La loi du 19 mars 1991 est une législation particulièrement stable puisque depuis son entrée en vigueur elle n’a fait l’objet d’aucune modification. La jurisprudence générée par cette loi est donc essentielle pour en comprendre tous les contours et ne pas tomber dans un de ses nombreux pièges. Depuis la 4e édition de nombreuses décisions particulièrement intéressantes ont encore été rendues non seulement par la Cour de cassation et par la Cour constitutionnelle, mais également par les juridictions de fond.

5. Quelles sont les principales modifications jurisprudentielles qui ont eu une incidence sur la matière? Des tendances se dessinent-elles ?
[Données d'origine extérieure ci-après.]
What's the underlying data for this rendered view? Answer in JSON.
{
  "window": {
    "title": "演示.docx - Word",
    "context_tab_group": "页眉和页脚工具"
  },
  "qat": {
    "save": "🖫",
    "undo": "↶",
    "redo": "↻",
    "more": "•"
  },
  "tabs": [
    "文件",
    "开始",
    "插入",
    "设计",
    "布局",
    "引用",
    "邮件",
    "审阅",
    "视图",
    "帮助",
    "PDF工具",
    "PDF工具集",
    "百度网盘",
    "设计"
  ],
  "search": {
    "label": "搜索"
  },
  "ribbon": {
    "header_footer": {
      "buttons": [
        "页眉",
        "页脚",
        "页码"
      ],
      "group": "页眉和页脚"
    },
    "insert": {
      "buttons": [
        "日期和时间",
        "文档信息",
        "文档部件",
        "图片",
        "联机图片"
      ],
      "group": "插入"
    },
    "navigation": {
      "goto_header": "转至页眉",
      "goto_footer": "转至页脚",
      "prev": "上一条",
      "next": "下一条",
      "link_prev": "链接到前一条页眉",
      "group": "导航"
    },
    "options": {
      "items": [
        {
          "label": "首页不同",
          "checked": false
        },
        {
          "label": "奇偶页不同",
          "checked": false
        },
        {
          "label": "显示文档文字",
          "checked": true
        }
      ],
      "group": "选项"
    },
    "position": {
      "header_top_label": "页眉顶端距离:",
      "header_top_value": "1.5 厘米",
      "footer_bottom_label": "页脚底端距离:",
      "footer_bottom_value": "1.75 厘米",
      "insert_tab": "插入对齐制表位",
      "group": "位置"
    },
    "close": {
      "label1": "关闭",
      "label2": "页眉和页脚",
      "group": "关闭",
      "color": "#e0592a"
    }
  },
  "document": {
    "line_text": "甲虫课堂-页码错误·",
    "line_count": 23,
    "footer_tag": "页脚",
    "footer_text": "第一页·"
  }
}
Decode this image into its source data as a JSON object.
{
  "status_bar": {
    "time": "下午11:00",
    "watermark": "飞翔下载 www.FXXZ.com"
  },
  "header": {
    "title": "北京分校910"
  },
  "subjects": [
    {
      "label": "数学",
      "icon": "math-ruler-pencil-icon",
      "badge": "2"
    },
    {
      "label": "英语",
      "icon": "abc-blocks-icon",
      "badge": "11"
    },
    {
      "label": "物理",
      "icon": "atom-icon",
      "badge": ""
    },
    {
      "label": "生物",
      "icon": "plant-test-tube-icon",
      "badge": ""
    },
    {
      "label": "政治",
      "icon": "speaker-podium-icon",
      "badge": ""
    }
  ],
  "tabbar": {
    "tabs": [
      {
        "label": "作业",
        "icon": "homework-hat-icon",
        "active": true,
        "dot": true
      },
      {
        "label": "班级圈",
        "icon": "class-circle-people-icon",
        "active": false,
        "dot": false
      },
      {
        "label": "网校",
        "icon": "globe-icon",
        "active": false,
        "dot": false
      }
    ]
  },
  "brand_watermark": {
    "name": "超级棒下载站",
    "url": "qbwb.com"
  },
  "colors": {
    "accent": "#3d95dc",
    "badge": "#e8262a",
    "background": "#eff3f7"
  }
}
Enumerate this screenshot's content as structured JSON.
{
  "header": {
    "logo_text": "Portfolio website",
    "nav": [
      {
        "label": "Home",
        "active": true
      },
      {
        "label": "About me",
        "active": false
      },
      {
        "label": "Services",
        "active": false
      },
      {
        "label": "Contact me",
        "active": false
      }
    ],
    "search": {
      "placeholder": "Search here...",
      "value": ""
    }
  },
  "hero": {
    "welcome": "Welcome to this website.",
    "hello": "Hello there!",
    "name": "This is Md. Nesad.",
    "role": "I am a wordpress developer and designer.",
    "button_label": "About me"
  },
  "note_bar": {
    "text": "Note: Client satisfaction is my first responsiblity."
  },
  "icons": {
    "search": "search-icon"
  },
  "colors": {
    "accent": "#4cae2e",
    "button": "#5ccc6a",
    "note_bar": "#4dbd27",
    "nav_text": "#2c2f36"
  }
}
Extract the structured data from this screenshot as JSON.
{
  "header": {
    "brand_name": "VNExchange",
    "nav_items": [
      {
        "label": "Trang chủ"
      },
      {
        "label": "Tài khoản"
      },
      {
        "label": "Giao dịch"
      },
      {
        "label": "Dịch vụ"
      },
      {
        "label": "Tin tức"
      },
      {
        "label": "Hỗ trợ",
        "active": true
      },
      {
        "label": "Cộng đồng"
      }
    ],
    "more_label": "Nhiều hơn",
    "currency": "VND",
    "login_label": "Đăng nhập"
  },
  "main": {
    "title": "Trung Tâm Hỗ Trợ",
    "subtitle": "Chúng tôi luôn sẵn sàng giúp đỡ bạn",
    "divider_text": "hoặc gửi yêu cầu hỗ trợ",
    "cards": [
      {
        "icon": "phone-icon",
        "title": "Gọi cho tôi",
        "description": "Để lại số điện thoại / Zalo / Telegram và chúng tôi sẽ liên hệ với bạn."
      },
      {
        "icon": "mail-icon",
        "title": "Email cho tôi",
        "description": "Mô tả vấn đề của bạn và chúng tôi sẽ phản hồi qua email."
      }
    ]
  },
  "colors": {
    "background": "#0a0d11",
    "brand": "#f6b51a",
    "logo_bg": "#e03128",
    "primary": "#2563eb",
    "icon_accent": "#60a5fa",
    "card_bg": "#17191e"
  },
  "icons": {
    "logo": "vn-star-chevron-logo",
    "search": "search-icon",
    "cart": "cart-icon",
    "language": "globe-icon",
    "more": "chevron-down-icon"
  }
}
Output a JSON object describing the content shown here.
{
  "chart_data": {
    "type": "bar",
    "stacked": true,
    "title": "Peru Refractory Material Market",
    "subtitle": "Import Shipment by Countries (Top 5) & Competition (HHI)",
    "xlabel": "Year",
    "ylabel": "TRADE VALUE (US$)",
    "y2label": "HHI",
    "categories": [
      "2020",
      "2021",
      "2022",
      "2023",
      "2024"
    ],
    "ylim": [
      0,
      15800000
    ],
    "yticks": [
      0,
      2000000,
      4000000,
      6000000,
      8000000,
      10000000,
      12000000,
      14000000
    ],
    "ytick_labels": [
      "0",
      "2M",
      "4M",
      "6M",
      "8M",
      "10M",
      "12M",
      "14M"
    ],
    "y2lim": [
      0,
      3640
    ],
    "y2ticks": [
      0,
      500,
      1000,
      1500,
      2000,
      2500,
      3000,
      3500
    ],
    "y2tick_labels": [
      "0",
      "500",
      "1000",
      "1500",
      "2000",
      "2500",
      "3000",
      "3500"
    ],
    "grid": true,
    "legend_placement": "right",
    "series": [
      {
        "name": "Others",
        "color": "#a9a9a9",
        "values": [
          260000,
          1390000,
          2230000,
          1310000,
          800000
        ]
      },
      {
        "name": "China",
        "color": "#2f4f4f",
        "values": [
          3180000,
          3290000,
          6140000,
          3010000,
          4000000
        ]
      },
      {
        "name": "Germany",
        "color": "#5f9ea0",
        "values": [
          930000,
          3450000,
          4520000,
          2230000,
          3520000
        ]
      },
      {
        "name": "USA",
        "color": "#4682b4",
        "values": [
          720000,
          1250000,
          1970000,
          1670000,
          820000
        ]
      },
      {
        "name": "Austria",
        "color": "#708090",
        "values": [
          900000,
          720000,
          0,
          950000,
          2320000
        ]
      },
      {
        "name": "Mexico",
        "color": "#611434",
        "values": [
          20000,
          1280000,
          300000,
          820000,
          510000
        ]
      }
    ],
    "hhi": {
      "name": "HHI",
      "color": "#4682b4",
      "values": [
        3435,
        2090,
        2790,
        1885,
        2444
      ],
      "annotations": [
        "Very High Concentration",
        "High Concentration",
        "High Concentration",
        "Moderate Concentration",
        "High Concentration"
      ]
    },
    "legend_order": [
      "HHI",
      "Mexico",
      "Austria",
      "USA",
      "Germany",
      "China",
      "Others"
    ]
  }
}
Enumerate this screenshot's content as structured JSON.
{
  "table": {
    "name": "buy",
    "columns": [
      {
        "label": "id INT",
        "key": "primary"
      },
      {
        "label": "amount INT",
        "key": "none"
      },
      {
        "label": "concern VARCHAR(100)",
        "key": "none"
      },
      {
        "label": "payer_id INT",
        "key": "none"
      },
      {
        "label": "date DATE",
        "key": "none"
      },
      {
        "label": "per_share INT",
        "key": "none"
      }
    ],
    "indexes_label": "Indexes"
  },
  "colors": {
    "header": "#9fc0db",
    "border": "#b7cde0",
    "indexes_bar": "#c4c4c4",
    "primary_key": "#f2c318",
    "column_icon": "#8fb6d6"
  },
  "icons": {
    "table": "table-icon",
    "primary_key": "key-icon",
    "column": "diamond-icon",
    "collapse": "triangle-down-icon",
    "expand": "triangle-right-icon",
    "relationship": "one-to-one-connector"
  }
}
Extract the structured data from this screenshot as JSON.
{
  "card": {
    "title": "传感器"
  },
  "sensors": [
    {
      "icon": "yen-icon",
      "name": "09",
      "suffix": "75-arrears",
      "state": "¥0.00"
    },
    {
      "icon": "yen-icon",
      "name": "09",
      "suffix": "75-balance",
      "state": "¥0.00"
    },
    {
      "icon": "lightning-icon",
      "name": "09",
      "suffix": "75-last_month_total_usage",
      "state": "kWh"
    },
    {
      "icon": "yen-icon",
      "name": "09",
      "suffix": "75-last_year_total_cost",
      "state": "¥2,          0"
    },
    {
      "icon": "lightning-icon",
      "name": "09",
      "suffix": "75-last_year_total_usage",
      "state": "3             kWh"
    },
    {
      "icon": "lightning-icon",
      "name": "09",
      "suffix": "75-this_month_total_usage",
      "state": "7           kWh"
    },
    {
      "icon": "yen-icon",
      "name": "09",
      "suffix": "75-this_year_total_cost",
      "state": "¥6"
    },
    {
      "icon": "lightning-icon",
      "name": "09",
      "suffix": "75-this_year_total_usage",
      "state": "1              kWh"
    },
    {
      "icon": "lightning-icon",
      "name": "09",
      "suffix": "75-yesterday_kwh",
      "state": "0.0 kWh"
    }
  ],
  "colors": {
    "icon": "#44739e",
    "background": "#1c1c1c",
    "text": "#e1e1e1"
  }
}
Après 25 ans d’application (qu’elle fête cette année d’ailleurs), la loi ne semble pas encore avoir livré tous ses secrets. Plusieurs décisions de nos Cours et tribunaux montrent qu’un toilettage du texte s’avère nécessaire. Je pense principalement à la procédure de reconnaissance des raisons d’ordre économique ou technique où un recours contre la décision de la Commission paritaire n’est pas organisé alors que, dès 1993, la Cour d’arbitrage (devenue Cour constitutionnelle) avait indiqué qu’un tel recours devait être admis devant les juridictions du travail. Mais endéans quel délai et selon quelle procédure ? Le résultat de ce vide législatif est qu’il peut arriver qu’un employeur, fort de l’autorisation de la Commission paritaire, procède au licenciement et que la régularité de celui-ci soit remise en cause des mois plus tard avec souvent des conséquences financières dramatiques pour l’entreprise. Autre pierre d’achoppement : la possibilité de transiger et plus particulièrement la possibilité pour le travailleur de marquer son accord sur les conditions du licenciement. Le dernier arrêt de la Cour de cassation en la matière, s’il confirme cette possibilité, ne fera toutefois pas le bonheur immédiat des praticiens tant les conditions fixées paraissent particulièrement rigides.

6. Votre ouvrage jouit d’une très bonne renommée. Quels en sont les principaux atouts ?

Je vous remercie pour le compliment ! Je pense que le suivi constant de l’application de cette loi (dont l’entrée en vigueur correspond au début de ma carrière professionnelle) mais également l’importante pratique accumulée en qualité de conseil d’employeurs, que ce soit au travers d’avis ou par le biais des nombreuses procédures suivies, rendent cet ouvrage très exhaustif et permettent au lecteur de se poser toutes les questions pertinentes en la matière, l’ouvrage renvoyant également à des sources de droit périphériques mais dont la prise en compte reste évidemment essentielle (principes de droit judiciaire applicables ou en matière d’emploi des langues par exemple).